Le macchine isotoniche non sono da equiparare agli esercizi con pesi liberi, ma se il tempo a disposizione è poco, sono comodissime, perché non dovrete togliere ed inserire piastre in continuazione dal bilanciere, perdendo inutile tempo; inoltre giova precisare che gli esercizi alle macchine hanno bisogno di un riscaldamento inferiore rispetto agli esercizi con carichi liberi. In questa scheda di allenamento abbineremo alle macchine i manubri, un attrezzo formidabile e versatile, soprattutto in questi casi dove il tempo a disposizione è poco.


In questo ARTICOLO vi avevamo spiegato la struttura del nostro protocollo in serie gigante 4-8-16-32.
Cliccate e leggete in quanto la scheda di allenamento sfrutta i principi di questo protocollo.

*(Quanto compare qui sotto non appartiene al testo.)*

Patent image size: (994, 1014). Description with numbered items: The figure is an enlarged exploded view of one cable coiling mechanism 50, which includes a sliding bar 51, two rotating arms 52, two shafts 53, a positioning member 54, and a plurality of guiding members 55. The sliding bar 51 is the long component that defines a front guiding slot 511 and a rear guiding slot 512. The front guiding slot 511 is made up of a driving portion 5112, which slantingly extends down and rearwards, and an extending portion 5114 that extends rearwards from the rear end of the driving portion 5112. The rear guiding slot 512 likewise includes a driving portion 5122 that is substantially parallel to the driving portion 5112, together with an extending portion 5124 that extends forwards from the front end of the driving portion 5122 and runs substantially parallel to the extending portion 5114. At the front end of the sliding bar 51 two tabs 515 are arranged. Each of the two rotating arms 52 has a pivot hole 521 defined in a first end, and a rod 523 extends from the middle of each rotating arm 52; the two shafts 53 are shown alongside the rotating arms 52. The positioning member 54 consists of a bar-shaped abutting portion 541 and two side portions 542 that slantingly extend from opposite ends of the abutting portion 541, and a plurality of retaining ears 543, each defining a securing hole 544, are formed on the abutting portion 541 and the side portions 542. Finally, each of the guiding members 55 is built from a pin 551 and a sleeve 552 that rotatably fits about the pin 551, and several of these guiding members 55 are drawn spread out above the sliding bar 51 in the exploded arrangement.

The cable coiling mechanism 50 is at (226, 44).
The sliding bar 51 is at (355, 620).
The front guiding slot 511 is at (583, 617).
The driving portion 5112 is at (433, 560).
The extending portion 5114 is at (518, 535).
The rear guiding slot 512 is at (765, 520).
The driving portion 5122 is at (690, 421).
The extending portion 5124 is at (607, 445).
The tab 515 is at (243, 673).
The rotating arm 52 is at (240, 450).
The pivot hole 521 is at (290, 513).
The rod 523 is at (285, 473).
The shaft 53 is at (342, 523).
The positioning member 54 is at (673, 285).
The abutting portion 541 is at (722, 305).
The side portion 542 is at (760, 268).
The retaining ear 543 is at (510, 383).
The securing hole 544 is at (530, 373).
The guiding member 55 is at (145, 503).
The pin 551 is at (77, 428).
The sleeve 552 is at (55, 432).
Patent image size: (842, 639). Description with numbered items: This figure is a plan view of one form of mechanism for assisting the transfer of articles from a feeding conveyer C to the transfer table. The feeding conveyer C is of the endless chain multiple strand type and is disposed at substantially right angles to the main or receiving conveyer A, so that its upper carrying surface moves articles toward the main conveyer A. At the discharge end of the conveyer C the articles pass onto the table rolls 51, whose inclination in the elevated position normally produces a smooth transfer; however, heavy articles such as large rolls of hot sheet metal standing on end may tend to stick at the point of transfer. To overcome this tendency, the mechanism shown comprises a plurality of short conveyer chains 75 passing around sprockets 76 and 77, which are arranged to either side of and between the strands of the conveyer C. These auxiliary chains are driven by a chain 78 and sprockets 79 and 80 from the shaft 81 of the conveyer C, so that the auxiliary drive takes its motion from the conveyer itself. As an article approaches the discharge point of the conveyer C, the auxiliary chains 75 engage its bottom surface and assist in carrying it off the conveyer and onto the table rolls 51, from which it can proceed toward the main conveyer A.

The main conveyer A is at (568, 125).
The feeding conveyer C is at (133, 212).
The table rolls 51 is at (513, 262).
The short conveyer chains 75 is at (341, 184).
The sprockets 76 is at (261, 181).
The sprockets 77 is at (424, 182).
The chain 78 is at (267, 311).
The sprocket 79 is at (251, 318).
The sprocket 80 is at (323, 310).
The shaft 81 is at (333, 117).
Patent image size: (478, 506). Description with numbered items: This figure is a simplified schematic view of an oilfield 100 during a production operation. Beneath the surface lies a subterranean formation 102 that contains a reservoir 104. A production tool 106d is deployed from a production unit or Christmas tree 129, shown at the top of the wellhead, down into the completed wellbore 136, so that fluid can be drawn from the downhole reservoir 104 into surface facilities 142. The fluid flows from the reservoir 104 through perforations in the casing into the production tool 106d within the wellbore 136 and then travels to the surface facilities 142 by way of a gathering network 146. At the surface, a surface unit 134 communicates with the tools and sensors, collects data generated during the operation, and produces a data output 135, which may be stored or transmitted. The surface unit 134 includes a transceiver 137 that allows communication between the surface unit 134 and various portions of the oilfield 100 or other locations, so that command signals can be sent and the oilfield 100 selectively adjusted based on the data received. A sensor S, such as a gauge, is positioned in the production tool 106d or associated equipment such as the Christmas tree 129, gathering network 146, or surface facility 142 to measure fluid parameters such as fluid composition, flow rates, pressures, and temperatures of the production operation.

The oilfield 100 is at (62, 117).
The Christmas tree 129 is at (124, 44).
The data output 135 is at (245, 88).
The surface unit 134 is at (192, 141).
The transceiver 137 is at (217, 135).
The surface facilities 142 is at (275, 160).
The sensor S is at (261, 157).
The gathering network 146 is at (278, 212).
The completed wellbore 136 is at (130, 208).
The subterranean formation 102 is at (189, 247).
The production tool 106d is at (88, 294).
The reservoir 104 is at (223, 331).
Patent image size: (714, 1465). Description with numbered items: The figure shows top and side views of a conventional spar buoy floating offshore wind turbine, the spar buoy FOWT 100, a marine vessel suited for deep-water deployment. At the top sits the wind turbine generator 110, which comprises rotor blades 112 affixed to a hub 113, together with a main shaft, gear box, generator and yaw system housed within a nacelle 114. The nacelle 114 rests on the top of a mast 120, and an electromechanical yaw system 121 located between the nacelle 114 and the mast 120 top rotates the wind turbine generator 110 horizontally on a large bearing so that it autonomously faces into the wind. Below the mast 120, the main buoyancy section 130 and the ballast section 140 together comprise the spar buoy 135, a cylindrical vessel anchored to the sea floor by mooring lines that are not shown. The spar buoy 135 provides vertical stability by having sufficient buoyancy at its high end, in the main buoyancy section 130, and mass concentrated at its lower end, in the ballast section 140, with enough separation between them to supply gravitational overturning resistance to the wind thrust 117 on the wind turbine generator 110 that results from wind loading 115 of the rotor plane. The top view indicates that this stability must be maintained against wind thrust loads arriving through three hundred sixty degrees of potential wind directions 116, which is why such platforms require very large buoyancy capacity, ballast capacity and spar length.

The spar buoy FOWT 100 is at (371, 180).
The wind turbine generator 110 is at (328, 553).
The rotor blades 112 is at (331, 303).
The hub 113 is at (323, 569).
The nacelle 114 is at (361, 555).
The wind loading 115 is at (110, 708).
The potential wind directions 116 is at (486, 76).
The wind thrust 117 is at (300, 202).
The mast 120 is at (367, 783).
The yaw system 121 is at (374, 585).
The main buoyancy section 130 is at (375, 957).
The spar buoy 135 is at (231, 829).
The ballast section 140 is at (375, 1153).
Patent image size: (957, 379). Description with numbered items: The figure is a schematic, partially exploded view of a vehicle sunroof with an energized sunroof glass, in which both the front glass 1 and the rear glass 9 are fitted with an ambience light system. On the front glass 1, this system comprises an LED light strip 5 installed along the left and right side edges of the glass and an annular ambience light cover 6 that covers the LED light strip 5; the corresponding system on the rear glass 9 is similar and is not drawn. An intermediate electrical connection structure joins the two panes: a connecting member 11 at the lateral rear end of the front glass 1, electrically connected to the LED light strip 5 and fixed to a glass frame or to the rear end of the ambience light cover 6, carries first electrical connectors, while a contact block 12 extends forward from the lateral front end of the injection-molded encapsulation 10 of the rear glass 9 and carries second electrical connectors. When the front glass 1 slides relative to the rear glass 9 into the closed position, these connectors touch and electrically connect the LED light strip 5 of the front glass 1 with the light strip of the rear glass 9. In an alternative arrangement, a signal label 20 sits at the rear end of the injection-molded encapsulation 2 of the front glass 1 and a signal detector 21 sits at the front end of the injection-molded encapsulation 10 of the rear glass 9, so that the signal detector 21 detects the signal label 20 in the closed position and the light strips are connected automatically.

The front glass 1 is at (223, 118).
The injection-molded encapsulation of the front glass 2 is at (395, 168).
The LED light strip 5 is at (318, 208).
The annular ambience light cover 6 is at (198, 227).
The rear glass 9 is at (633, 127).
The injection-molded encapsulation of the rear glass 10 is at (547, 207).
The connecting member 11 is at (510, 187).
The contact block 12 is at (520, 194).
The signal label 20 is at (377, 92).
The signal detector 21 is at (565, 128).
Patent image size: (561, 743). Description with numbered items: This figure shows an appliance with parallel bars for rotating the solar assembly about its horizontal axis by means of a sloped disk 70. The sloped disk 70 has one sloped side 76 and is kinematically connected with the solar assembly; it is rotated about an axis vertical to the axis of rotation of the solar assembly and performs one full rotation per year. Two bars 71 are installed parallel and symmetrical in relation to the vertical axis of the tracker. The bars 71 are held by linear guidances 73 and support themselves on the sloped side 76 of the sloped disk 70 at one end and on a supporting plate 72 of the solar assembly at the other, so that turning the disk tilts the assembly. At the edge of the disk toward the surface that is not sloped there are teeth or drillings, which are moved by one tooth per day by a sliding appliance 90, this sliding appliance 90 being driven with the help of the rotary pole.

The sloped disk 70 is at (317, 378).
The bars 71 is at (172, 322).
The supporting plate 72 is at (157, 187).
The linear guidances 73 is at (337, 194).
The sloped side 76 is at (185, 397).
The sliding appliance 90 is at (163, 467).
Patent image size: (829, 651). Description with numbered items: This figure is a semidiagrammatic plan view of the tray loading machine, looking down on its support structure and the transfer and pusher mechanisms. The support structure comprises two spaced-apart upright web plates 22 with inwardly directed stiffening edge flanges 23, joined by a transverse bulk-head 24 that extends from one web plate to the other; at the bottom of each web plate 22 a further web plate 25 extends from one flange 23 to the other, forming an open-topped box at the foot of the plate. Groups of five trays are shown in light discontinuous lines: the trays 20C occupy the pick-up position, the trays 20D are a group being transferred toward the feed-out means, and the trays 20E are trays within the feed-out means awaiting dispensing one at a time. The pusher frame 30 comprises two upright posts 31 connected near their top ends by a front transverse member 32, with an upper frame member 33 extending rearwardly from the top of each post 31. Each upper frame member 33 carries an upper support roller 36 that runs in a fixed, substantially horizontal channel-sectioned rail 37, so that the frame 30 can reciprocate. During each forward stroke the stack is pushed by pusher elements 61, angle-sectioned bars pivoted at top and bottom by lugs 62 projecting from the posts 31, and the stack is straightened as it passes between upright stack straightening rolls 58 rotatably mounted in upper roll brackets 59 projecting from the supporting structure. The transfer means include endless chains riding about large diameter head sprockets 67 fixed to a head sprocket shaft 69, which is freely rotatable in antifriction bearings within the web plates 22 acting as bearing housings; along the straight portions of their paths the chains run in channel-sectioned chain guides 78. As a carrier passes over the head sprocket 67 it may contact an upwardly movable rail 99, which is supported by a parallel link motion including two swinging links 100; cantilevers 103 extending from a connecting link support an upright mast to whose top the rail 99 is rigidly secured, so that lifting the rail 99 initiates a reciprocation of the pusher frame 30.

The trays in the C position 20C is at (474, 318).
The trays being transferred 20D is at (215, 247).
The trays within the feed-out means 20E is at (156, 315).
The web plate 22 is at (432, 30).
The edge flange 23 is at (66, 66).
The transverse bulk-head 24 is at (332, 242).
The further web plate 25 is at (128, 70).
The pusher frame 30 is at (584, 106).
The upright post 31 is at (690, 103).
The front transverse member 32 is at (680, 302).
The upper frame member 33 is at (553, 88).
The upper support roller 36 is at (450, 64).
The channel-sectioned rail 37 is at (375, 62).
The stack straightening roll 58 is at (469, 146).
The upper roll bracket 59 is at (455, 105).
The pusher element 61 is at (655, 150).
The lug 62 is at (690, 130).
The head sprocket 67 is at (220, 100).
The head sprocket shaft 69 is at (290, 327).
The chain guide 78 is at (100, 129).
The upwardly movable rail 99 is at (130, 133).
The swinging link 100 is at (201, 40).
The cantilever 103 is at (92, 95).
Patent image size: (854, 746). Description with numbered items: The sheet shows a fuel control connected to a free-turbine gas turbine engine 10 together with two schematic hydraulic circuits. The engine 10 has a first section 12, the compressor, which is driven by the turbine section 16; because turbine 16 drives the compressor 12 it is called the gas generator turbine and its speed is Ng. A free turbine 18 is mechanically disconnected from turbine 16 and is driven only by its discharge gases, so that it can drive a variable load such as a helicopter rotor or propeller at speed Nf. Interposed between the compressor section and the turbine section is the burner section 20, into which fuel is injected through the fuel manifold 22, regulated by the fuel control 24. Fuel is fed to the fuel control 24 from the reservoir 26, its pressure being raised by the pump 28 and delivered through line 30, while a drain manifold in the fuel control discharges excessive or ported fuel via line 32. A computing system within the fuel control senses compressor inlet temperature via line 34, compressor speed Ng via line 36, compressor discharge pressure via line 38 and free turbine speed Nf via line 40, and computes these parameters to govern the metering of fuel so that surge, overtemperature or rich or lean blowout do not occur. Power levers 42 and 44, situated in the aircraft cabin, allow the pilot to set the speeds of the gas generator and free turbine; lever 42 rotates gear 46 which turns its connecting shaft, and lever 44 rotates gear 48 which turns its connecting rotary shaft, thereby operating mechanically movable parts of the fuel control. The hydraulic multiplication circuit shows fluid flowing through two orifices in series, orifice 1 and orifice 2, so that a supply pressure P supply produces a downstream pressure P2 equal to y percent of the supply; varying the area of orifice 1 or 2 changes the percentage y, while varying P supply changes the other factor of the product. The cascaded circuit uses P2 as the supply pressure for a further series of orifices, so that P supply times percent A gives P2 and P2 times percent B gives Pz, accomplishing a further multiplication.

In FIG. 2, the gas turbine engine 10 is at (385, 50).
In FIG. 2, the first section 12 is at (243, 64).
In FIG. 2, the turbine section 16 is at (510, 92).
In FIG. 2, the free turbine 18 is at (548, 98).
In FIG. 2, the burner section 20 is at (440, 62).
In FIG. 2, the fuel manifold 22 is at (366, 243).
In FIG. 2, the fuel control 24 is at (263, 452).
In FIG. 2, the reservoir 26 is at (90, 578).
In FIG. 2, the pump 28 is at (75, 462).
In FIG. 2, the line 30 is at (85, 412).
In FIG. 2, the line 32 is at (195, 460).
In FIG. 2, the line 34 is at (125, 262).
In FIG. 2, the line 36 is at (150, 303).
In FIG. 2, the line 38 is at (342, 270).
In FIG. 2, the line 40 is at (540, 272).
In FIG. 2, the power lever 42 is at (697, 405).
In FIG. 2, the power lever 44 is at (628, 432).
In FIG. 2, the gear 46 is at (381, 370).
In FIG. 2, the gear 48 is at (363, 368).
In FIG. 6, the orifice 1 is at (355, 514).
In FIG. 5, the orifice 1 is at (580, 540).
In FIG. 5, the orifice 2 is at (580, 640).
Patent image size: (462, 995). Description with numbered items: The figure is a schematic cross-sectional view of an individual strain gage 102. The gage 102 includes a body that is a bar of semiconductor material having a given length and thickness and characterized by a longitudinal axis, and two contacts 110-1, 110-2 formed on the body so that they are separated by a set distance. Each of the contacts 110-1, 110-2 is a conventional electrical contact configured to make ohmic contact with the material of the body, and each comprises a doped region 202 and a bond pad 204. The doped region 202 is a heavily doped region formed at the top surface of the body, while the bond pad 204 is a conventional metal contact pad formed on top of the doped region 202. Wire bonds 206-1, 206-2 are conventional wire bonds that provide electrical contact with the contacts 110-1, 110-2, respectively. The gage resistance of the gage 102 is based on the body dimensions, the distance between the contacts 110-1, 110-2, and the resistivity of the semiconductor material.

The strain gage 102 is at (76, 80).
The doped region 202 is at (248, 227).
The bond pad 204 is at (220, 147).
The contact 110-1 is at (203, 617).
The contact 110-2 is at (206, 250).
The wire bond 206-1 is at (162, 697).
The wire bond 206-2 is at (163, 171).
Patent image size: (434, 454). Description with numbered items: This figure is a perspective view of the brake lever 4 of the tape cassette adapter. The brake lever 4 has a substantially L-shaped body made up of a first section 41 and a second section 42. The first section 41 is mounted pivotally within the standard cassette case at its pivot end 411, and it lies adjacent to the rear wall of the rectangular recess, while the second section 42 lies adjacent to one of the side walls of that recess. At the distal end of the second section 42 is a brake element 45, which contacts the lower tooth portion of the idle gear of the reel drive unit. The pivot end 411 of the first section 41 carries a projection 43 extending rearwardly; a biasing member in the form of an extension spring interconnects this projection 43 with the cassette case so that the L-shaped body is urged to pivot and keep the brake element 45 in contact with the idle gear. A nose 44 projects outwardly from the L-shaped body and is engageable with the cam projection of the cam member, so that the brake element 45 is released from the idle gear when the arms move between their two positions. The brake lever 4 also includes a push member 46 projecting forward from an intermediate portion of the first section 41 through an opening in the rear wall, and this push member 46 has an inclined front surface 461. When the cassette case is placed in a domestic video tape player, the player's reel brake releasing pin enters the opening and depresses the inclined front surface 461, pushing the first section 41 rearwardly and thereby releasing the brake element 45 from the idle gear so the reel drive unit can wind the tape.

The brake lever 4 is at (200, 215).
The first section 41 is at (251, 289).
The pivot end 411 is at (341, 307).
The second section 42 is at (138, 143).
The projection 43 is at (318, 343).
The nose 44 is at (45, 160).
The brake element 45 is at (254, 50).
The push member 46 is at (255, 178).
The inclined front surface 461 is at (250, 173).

L'allenamento settimanale che vi proponiamo è il seguente:

  • Lunedì: Pettorali e Bicipiti
  • Martedì: Cosce e Polpacci
  • Mercoledì: Riposo
  • Giovedì: Spalle e Tricipiti
  • Venerdì: Dorsali e Addominali


LUNEDI'

Pettorali

  • Chest Press 4 reps
  • Croci con manubri su panca piana 8 reps
  • Distensioni su panca inclinata con manubri 16 reps
  • Pectoral machine 32 reps

note

  • Recuperare 3 minuti al termine
  • Ripetere 3 volte

Bicipiti

  • Curl con bilanciere Ez 8-12 reps
  • 30" recupero
  • Drag curl con bilanciere Ez 8-12 reps
  • 30" recupero
  • Curl bilanciere ez alla panca scott 8-12 reps
  • 30" recupero
  • Curl inverso con bilanciere ez in piedi 8-12 reps

note

  • Recuperare 3 minuti
  • Ripetere 2 volte

MARTEDI'

Cosce


  • Pressa a 45° - 4 reps
  • Leg Curl 8 reps
  • Leg Extension 16 reps
  • Front Squat con 2 kettlebell o piastra da 20 kg - 32 reps
note


  • Recuperare 3 minuti al termine
  • Ripetere 3 volte

Polpacci

  • Calf in piedi 8-12 reps
  • 30" recupero
  • Calf seduto 8-12 reps
  • 30" recupero
  • Calf in piedi 8-12 reps
  • 30" recupero
  • Calf seduto 8-12 reps
note
  • Recuperare 3 minuti
  • Ripetere 2 volte

GIOVEDI'

Spalle

  • Shoulder Press 4 reps
  • Alzate frontali con piastra da 15-20 kg - 8 reps
  • Alzate laterali con manubri 16 reps
  • Macchina per i deltoidi posteriori 32 reps
note
  • Recuperare 3 minuti al termine
  • Ripetere 3 volte

Tricipiti

  • Estensioni dietro il collo con Bilanciere ez seduto su panca piana 8-12 reps
  • 30" recupero
  • Distensioni con Bilanciere ez presa stretta su panca piana 8-12 reps
  • 30" recupero
  • Piegamenti sulle braccia a terra con le mani a diamante 8-12 reps
  • 30" recupero
  • Push Down con corda al cavo alto 8-12 reps
note


  • Recuperare 3 minuti
  • Ripetere 2 volte

VENERDI'

Dorsali

  • Rematore con Manubrio Pesante 4 reps per braccio
  • Pullover con manubrio pesante 8 reps
  • Lat machine avanti al petto o convergente 16 reps
  • Pulldown a braccia tese al cavo alto con sbarra 32 reps
note


  • Recuperare 3 minuti al termine
  • Ripetere 3 volte

Addominali

  • Ginocchia al petto appeso alla sbarra o con gli avambracci in appoggio 8-12 reps
  • Abdominal machine 8-12 reps
  • Crunch a terra 8-12 reps
  • Side band con manubrio 8-12 reps per lato
note


  • Recuperare 2 minuti
  • Ripetere 2-3 volte

Abbiamo tenuto conto di tanti fattori, in modo tale che riusciate ad effettuare questi allenamenti in maniera pratica ed efficace. Buon Allenamento da ABC.